Au cœur de la capitale congolaise, loin de l’agitation urbaine et du béton, s’étendent des espaces où la nature respire encore. Les communes rurales de Kinshasa, telles que Maluku, Mont Ngafula, Kimbanseke, N’Sele et Ngaliema, offrent une mosaïque de paysages verdoyants : collines ondulantes, rivières sinueuses, le majestueux fleuve Congo qui traverse la capitale, et champs fertiles. Ici, la ville semble s’effacer devant la puissance tranquille de la terre.
Ces territoires ruraux sont les gardiens de traditions et de pratiques ancestrales. Les villages y cohabitent en harmonie avec la nature. Les habitants continuent de cultiver la terre selon des savoirs transmis de génération en génération, récoltant manioc, maïs, légumes et fruits locaux.
La pêche y est omniprésente, avec des poissons fraîchement pêchés dans le fleuve, les rivières et les affluents qui irriguent les champs et les villages.

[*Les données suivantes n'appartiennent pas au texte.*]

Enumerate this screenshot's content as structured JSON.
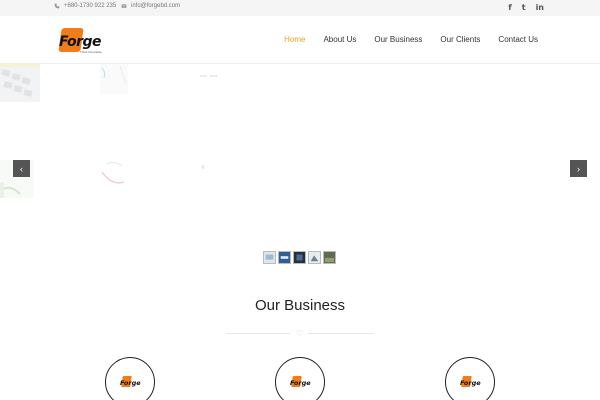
{
  "topbar": {
    "phone": "+880-1730 922 235",
    "email": "info@forgebd.com",
    "social": [
      {
        "icon": "facebook-icon",
        "glyph": "f"
      },
      {
        "icon": "twitter-icon",
        "glyph": "t"
      },
      {
        "icon": "linkedin-icon",
        "glyph": "in"
      }
    ]
  },
  "brand": {
    "logo_text": "Forge",
    "tagline": "Think Innovative",
    "accent_color": "#f07d1a"
  },
  "nav": {
    "items": [
      {
        "label": "Home",
        "active": true
      },
      {
        "label": "About Us",
        "active": false
      },
      {
        "label": "Our Business",
        "active": false
      },
      {
        "label": "Our Clients",
        "active": false
      },
      {
        "label": "Contact Us",
        "active": false
      }
    ],
    "active_color": "#f0a028"
  },
  "slider": {
    "prev_icon": "chevron-left-icon",
    "next_icon": "chevron-right-icon",
    "prev_glyph": "‹",
    "next_glyph": "›",
    "thumbnail_count": 5
  },
  "business": {
    "title": "Our Business",
    "divider_icon": "heart-icon",
    "divider_glyph": "♡",
    "cards": [
      {
        "logo_text": "Forge"
      },
      {
        "logo_text": "Forge"
      },
      {
        "logo_text": "Forge"
      }
    ]
  }
}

*Une gastronomie enracinée et singulière*
La cuisine rurale reflète la richesse des produits agricoles et halieutiques disponibles. Le manioc se transforme en fufu ou en kwanga, accompagné de poissons cuits en liboké ou nappés de sauce à la muamba, ainsi que de feuilles de manioc telles que le saka-saka, ou pondu, souvent relevées de légumes locaux et de condiments traditionnels.
Chaque plat raconte une histoire, celle d’une identité culturelle profondément enracinée dans le terroir, et reflète la diversité ethnique des communautés.
À Maluku, le manioc et le maïs cultivés sur des terres généreuses accompagnent la pêche locale. À N’Sele et à Mont Ngafula, les villages utilisent feuilles et herbes locales pour enrichir leurs sauces, tandis que le fleuve Congo nourrit depuis toujours les communautés riveraines. Ces mets ne sont pas simplement des aliments, mais des vecteurs de mémoire, de partage et de culture.
*Les pratiques ancestrales et la vie rurale*
Au-delà de la gastronomie, les communes rurales préservent des savoirs ancestraux liés à l’agriculture, à la pêche et aux rituels villageois. Ici, la transmission intergénérationnelle est tangible : les mères enseignent à leurs filles la préparation des mets traditionnels, et les anciens — chefs coutumiers ou sages du village — perpétuent les techniques et pratiques qui font vivre ces communautés.
Les fêtes, les danses et les cérémonies ponctuent l’année, offrant le témoignage vivant d’une Kinshasa méconnue, loin du tumulte urbain.
Les rivières et les collines ne sont pas seulement des paysages, mais de véritables lieux de vie et de culture. Le vent, les bruissements de la nature et l’air pur invitent à une contemplation lente et immersive.
Équateur Magazine vous invite à plonger dans quelques clichés verdoyants de ces communes rurales, à ressentir le souffle des collines, à suivre les rivières et à découvrir la richesse de la gastronomie traditionnelle.
Maluku, Mont Ngafula, Kimbanseke, N’Sele, Ngaliema… autant de paysages et de villages où la nature et la culture se rencontrent encore, offrant une Kinshasa méconnue, vivante et fascinante.